In the present study, proteomics and bioinformatics were used to investigate DEPs before and after BeSO₄ treatment in 16HBE cells, and to further explore any relevant signaling pathways. A total of 883 DEPs were identified, of which 520 were upregulated and 363 were downregulated. Additionally, GO and KEGG enrichment analyses were performed on the DEPs to explore the biological processes and signaling pathways involved. Visualization software was used to display the PPI interaction relationship of DEPs and to further identify key proteins. These analyses provide valuable mechanistic information in the study of BeSO₄- treated 16HBE cell damage.

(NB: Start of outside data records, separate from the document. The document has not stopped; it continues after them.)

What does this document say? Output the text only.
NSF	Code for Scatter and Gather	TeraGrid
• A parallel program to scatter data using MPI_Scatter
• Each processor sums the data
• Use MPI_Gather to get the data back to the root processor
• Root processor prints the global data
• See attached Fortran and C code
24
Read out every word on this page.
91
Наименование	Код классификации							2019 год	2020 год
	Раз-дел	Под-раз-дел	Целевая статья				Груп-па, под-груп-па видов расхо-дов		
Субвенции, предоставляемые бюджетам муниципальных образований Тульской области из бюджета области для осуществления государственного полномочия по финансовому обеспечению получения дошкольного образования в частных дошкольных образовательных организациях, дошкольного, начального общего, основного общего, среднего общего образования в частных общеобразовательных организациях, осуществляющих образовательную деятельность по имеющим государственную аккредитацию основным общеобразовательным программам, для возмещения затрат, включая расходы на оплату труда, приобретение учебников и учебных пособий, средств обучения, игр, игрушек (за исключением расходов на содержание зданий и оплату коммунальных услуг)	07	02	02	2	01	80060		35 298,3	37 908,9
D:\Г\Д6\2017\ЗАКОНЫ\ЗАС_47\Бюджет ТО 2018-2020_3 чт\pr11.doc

To predict the function of the key protein modules in the PPI network, we screened three key proteins from the upregulated modules: RIOK2, CSNK1D, and HEATR1, all of which are related to rRNA processing and metabolism. Additionally, nine key downregulated proteins related to oxidative stress: PRDX5, P4HB, GLRX3, PDIA3, PRDX2, TXN, SOD2, CTNNB1, and HMGB1 were screened. Among these, HMGB1, P4HB, and TXN are also involved in biological processes related to interleukin-12. Interleukin-12 is a multifunctional cytokine that is linked to effective anti-tumor and anti-infection immunomodulatory activities both, in vivo and in vitro^[6]. Oxidative stress refers to the imbalance between the production of free radicals and reactive metabolites, and the elimination of antioxidants. This imbalance can promote damage to important biological molecules and cells, potentially affecting the entire organism^[7]. In addition, oxidative stress is related to the pathogenesis of many diseases, such as chronic lung disease, chronic disease including chronic obstructive pulmonary disease, hypertension, and Alzheimer's disease^{[8, 9]}. Studies have shown that BeSO₄ stimulates the formation of reactive oxygen species (ROS) in mouse macrophages and plays an important role in apoptosis^[10].

In summary, the results of this study identified three key potential differential proteins related to rRNA processing and metabolism, and nine were involved in oxidative stress signaling pathways. The DEPs demonstrate specific regulatory effects, and could thus be the basis of novel research directions and ideas for subsequent follow-up studies pertaining to the molecular mechanism of BeSO₄-induced 16HBE cell damage. Our findings provide valuable references for future research on potential biomarkers and metabolic pathways of BeSO₄ toxicity mechanisms.